Los momentos de mayor encuentro ciudadano eran las semanas santas, las semanas de «misiones», las fiestas de san Pedro y San Juan, las novenas del Niño Dios en diciembre y claro, los tiempos de cosecha del arroz y del maíz, las ferias de ganado, todo eso antes de que lo fueran las marchas campesinas y más reciente, las de cocaleros y otras víctimas.
Me importa destacar las semanas santas y las de «misiones». En Semana Santa siempre llovía a cántaros, pero estimo que el 90 % de los citadinos salíamos a cultivar la fe, a confesarnos y comulgar, mientras hacíamos abstinencia y ayuno. Algunos días no nos bañábamos porque nos volvíamos pescado y los adultos no hacían el amor por temor a quedarse pegados. Todo era en silencio y sin causar escándalo.
En las semanas de «misiones» los curas de La Consolata, que eran misioneros y venían desde Turín a conquistar almas para el Cielo, organizaban concursos de catecismo en todo el territorio, rifas y fiestas para obtener dinero con el cual financiar la «salvación» de las almas de los indígenas que eran asumidos como paganos y hechiceros, y aún para seguir caquetizando en África.
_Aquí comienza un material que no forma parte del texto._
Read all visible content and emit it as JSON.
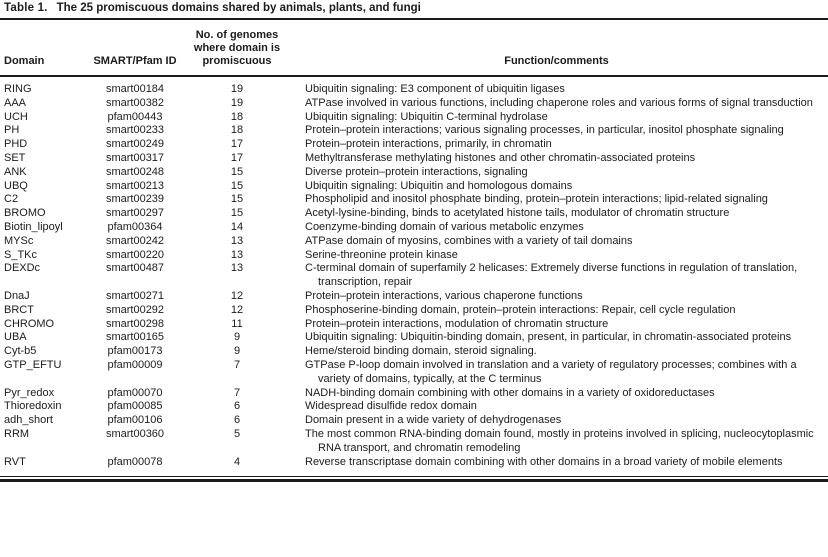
{
  "table": {
    "label": "Table 1.",
    "title": "The 25 promiscuous domains shared by animals, plants, and fungi",
    "columns": {
      "domain": "Domain",
      "id": "SMART/Pfam ID",
      "genomes": "No. of genomes where domain is promiscuous",
      "function": "Function/comments"
    },
    "rows": [
      {
        "domain": "RING",
        "id": "smart00184",
        "genomes": "19",
        "function": "Ubiquitin signaling: E3 component of ubiquitin ligases"
      },
      {
        "domain": "AAA",
        "id": "smart00382",
        "genomes": "19",
        "function": "ATPase involved in various functions, including chaperone roles and various forms of signal transduction"
      },
      {
        "domain": "UCH",
        "id": "pfam00443",
        "genomes": "18",
        "function": "Ubiquitin signaling: Ubiquitin C-terminal hydrolase"
      },
      {
        "domain": "PH",
        "id": "smart00233",
        "genomes": "18",
        "function": "Protein–protein interactions; various signaling processes, in particular, inositol phosphate signaling"
      },
      {
        "domain": "PHD",
        "id": "smart00249",
        "genomes": "17",
        "function": "Protein–protein interactions, primarily, in chromatin"
      },
      {
        "domain": "SET",
        "id": "smart00317",
        "genomes": "17",
        "function": "Methyltransferase methylating histones and other chromatin-associated proteins"
      },
      {
        "domain": "ANK",
        "id": "smart00248",
        "genomes": "15",
        "function": "Diverse protein–protein interactions, signaling"
      },
      {
        "domain": "UBQ",
        "id": "smart00213",
        "genomes": "15",
        "function": "Ubiquitin signaling: Ubiquitin and homologous domains"
      },
      {
        "domain": "C2",
        "id": "smart00239",
        "genomes": "15",
        "function": "Phospholipid and inositol phosphate binding, protein–protein interactions; lipid-related signaling"
      },
      {
        "domain": "BROMO",
        "id": "smart00297",
        "genomes": "15",
        "function": "Acetyl-lysine-binding, binds to acetylated histone tails, modulator of chromatin structure"
      },
      {
        "domain": "Biotin_lipoyl",
        "id": "pfam00364",
        "genomes": "14",
        "function": "Coenzyme-binding domain of various metabolic enzymes"
      },
      {
        "domain": "MYSc",
        "id": "smart00242",
        "genomes": "13",
        "function": "ATPase domain of myosins, combines with a variety of tail domains"
      },
      {
        "domain": "S_TKc",
        "id": "smart00220",
        "genomes": "13",
        "function": "Serine-threonine protein kinase"
      },
      {
        "domain": "DEXDc",
        "id": "smart00487",
        "genomes": "13",
        "function": "C-terminal domain of superfamily 2 helicases: Extremely diverse functions in regulation of translation, transcription, repair"
      },
      {
        "domain": "DnaJ",
        "id": "smart00271",
        "genomes": "12",
        "function": "Protein–protein interactions, various chaperone functions"
      },
      {
        "domain": "BRCT",
        "id": "smart00292",
        "genomes": "12",
        "function": "Phosphoserine-binding domain, protein–protein interactions: Repair, cell cycle regulation"
      },
      {
        "domain": "CHROMO",
        "id": "smart00298",
        "genomes": "11",
        "function": "Protein–protein interactions, modulation of chromatin structure"
      },
      {
        "domain": "UBA",
        "id": "smart00165",
        "genomes": "9",
        "function": "Ubiquitin signaling: Ubiquitin-binding domain, present, in particular, in chromatin-associated proteins"
      },
      {
        "domain": "Cyt-b5",
        "id": "pfam00173",
        "genomes": "9",
        "function": "Heme/steroid binding domain, steroid signaling."
      },
      {
        "domain": "GTP_EFTU",
        "id": "pfam00009",
        "genomes": "7",
        "function": "GTPase P-loop domain involved in translation and a variety of regulatory processes; combines with a variety of domains, typically, at the C terminus"
      },
      {
        "domain": "Pyr_redox",
        "id": "pfam00070",
        "genomes": "7",
        "function": "NADH-binding domain combining with other domains in a variety of oxidoreductases"
      },
      {
        "domain": "Thioredoxin",
        "id": "pfam00085",
        "genomes": "6",
        "function": "Widespread disulfide redox domain"
      },
      {
        "domain": "adh_short",
        "id": "pfam00106",
        "genomes": "6",
        "function": "Domain present in a wide variety of dehydrogenases"
      },
      {
        "domain": "RRM",
        "id": "smart00360",
        "genomes": "5",
        "function": "The most common RNA-binding domain found, mostly in proteins involved in splicing, nucleocytoplasmic RNA transport, and chromatin remodeling"
      },
      {
        "domain": "RVT",
        "id": "pfam00078",
        "genomes": "4",
        "function": "Reverse transcriptase domain combining with other domains in a broad variety of mobile elements"
      }
    ]
  },
  "colors": {
    "text": "#1c1c1c",
    "rule": "#1a1a1a",
    "background": "#ffffff"
  }
}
Todo esto era posible por el Concordato firmado entre el Estado colombiano y la Santa Sede en 1887, que entregó la misión de «civilizar» y domesticar a los pueblos indígenas a la Iglesia católica, en los denominados Territorios Nacionales.
Han explica que la pertenencia a religiones, así como la asistencia a los ritos propios de las mismas, pero también la adhesión a una ideología, da un sentido de pertenencia e identidad
El problema es que Han nos explica, entre otras cosas, que la pertenencia a religiones, así como la asistencia a los ritos propios de las mismas, pero también la adhesión, digamos política, a una ideología, le da a los seres humanos un sentido de pertenencia y de identidad, construye una socialización y comúnmente un sentido de relato compartido, no solo sobre la historia común sino sobre el proyecto de futuro colectivo.
Claro, los buenos lectores ya dirán, «eso explica las guerras», las conquistas y las múltiples violencias del pasado, del presente y del futuro. Pues sí, cuando los relatos mesiánicos y patrioteros, al autorreconocerse identifican al resto de humanos como distintos, inferiores, o que no hacen parte del «pueblo elegido» por Dios, estamos ante el riesgo de la confrontación y el conflicto, antes que de la cooperación, condición específicamente humana.
Pero el problema que levanta Han en Infocracia. La digitalización y la crisis de la democracia, es que los relatos compartidos por las iglesias y las ideologías, que les aportaban a los seguidores alguna certeza, algún criterio de verdad sobre la historia común compartida, y en especial sobre el proyecto de futuro, de salvación o de justicia, pues eso no va más, con el advenimiento de la era de la información en que nos encontramos.
En la era del capitalismo de la información la verdad se convierte en una mercancía que vale tanto como las fake news, las posverdades, en el mercado de la información. Depende de qué tan creíble se puedan facturar la verdad y la mentira. No van más los mega-relatos seguidos por las grandes masas, con sus líderes y mesías. Los influencers pueden orientar más que los héroes y los profetas. Los ciudadanos somos consumidores de información y datos y somos un dato más que sirve para que la Inteligencia Artificial construya «su» verdad y las corporaciones la impongan.
Al final, mi dilema moral en Rivera, la tierra de José Eustasio, ha sido: ¿sigo en la procesión con los creyentes de siempre? ¿Acepto el Decreto del Alcalde y me pongo a buscar la verdad en tiempos de Trump? O, ¿miro por la ventana a ver si la Policía está vigilante?